Billing at an hourly rate means you get paid for the time you work, including any additional time needed for revisions or extensions.
Keep in mind that an hourly rate may not appeal to individuals or small businesses. A fixed price often sounds cheaper than paying $50 per hour for a to-be-determined number of hours. When a client agrees to a service and then owes more than expected, they may be disappointed, and it may be tough to collect payment.
Billing at an hourly rate can also create more administrative work; it may require that you bill your clients more frequently, and you may be asked to share a daily time sheet.
Working on a retainer allows both parties to feel secure — the client gets the service(s) they need, and you get steady income.
Many are willing to pay in advance because they want a steady, trusted adviser to provide their needed financial services. It can also be more economical than hiring an accountant for one-time assignments. The potential savings of having a financial planner on retainer could also appeal to a small business or nonprofit organization.
Consider offering varying commitment levels — three months, six months or one year — and draft a retainer agreement that’s as detailed as possible, such as:
- Services you will provide each month
- Number of hours you will work
- Invoicing procedures and processes
- Compensation you’ll receive each month
- Frequency of meetings and/or status updates
- Terms of the agreement, including what notification needs to be given/received if the arrangement needs to end before the term date. Specifying an “exit strategy” is helpful because no one likes to be locked into an unhealthy relationship.
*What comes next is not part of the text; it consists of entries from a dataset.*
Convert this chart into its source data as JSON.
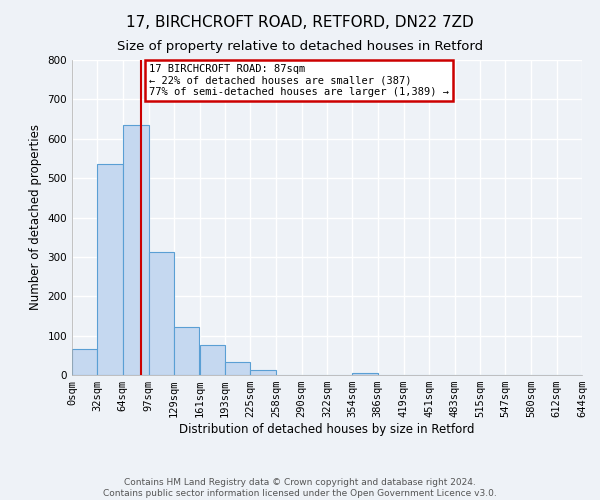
{
  "title": "17, BIRCHCROFT ROAD, RETFORD, DN22 7ZD",
  "subtitle": "Size of property relative to detached houses in Retford",
  "xlabel": "Distribution of detached houses by size in Retford",
  "ylabel": "Number of detached properties",
  "bin_edges": [
    0,
    32,
    64,
    97,
    129,
    161,
    193,
    225,
    258,
    290,
    322,
    354,
    386,
    419,
    451,
    483,
    515,
    547,
    580,
    612,
    644
  ],
  "bin_labels": [
    "0sqm",
    "32sqm",
    "64sqm",
    "97sqm",
    "129sqm",
    "161sqm",
    "193sqm",
    "225sqm",
    "258sqm",
    "290sqm",
    "322sqm",
    "354sqm",
    "386sqm",
    "419sqm",
    "451sqm",
    "483sqm",
    "515sqm",
    "547sqm",
    "580sqm",
    "612sqm",
    "644sqm"
  ],
  "bar_heights": [
    65,
    535,
    635,
    313,
    122,
    77,
    33,
    13,
    0,
    0,
    0,
    5,
    0,
    0,
    0,
    0,
    0,
    0,
    0,
    0
  ],
  "bar_color": "#c5d8f0",
  "bar_edge_color": "#5a9fd4",
  "property_value": 87,
  "vline_color": "#cc0000",
  "annotation_title": "17 BIRCHCROFT ROAD: 87sqm",
  "annotation_line1": "← 22% of detached houses are smaller (387)",
  "annotation_line2": "77% of semi-detached houses are larger (1,389) →",
  "annotation_box_color": "#ffffff",
  "annotation_box_edge_color": "#cc0000",
  "ylim": [
    0,
    800
  ],
  "yticks": [
    0,
    100,
    200,
    300,
    400,
    500,
    600,
    700,
    800
  ],
  "footer_line1": "Contains HM Land Registry data © Crown copyright and database right 2024.",
  "footer_line2": "Contains public sector information licensed under the Open Government Licence v3.0.",
  "background_color": "#eef2f7",
  "grid_color": "#ffffff",
  "title_fontsize": 11,
  "subtitle_fontsize": 9.5,
  "axis_label_fontsize": 8.5,
  "tick_fontsize": 7.5,
  "footer_fontsize": 6.5,
  "annotation_fontsize": 7.5
}
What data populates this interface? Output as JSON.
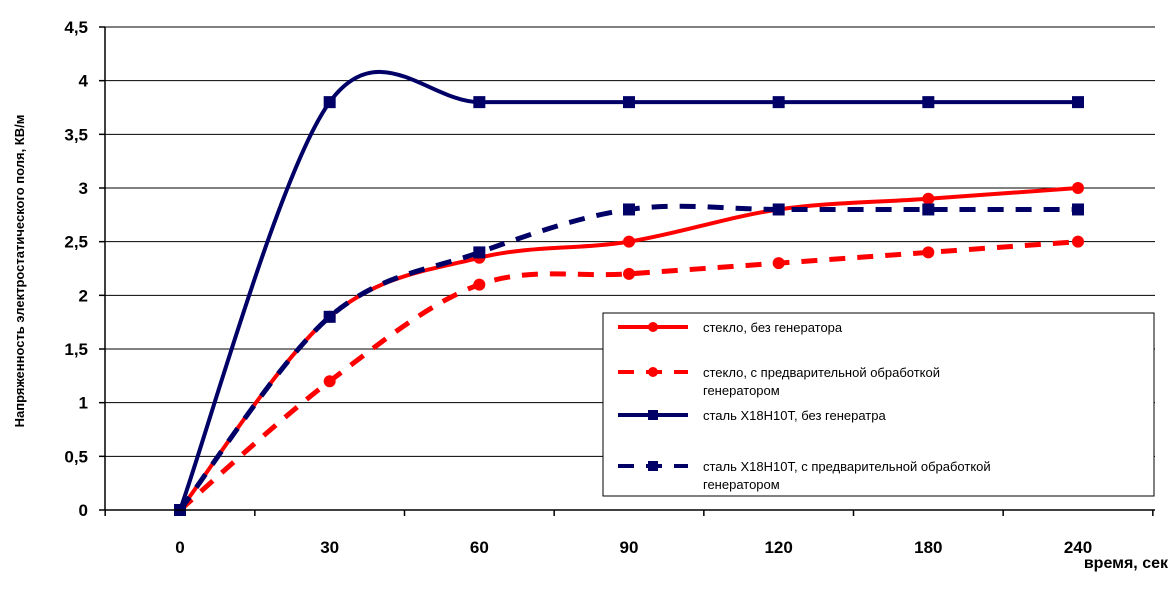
{
  "chart_data": {
    "type": "line",
    "title": "",
    "xlabel": "время, сек",
    "ylabel": "Напряженность электростатического поля, КВ/м",
    "x_categories": [
      "0",
      "30",
      "60",
      "90",
      "120",
      "180",
      "240"
    ],
    "ylim": [
      0,
      4.5
    ],
    "yticks": [
      "0",
      "0,5",
      "1",
      "1,5",
      "2",
      "2,5",
      "3",
      "3,5",
      "4",
      "4,5"
    ],
    "grid": "horizontal",
    "legend_position": "bottom-right",
    "series": [
      {
        "name": "стекло, без генератора",
        "color": "#ff0000",
        "style": "solid",
        "marker": "circle",
        "values": [
          0,
          1.8,
          2.35,
          2.5,
          2.8,
          2.9,
          3.0
        ]
      },
      {
        "name": "стекло, с предварительной обработкой генератором",
        "color": "#ff0000",
        "style": "dashed",
        "marker": "circle",
        "values": [
          0,
          1.2,
          2.1,
          2.2,
          2.3,
          2.4,
          2.5
        ]
      },
      {
        "name": "сталь Х18Н10Т, без генератра",
        "color": "#000066",
        "style": "solid",
        "marker": "square",
        "values": [
          0,
          3.8,
          3.8,
          3.8,
          3.8,
          3.8,
          3.8
        ]
      },
      {
        "name": "сталь Х18Н10Т, с предварительной обработкой генератором",
        "color": "#000066",
        "style": "dashed",
        "marker": "square",
        "values": [
          0,
          1.8,
          2.4,
          2.8,
          2.8,
          2.8,
          2.8
        ]
      }
    ]
  }
}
To maintain a healthy long-term relationship, review the retainer agreement as time goes on. And, as with any freelance work, keep close track of your time.
A billable rate that attracts clients and produces profit
As you decide to offer a flat rate, an hourly rate or a retainer fee, consider:
- Competitive rates for your service and the market served
- The needs of clients
- How you want to invoice and bill clients
- Your definition of a viable first year
You could also consider the price floor and price ceiling of your services. It could be a competitive advantage to be willing to offer a sliding scale, based on a client’s needs and what their budget will allow.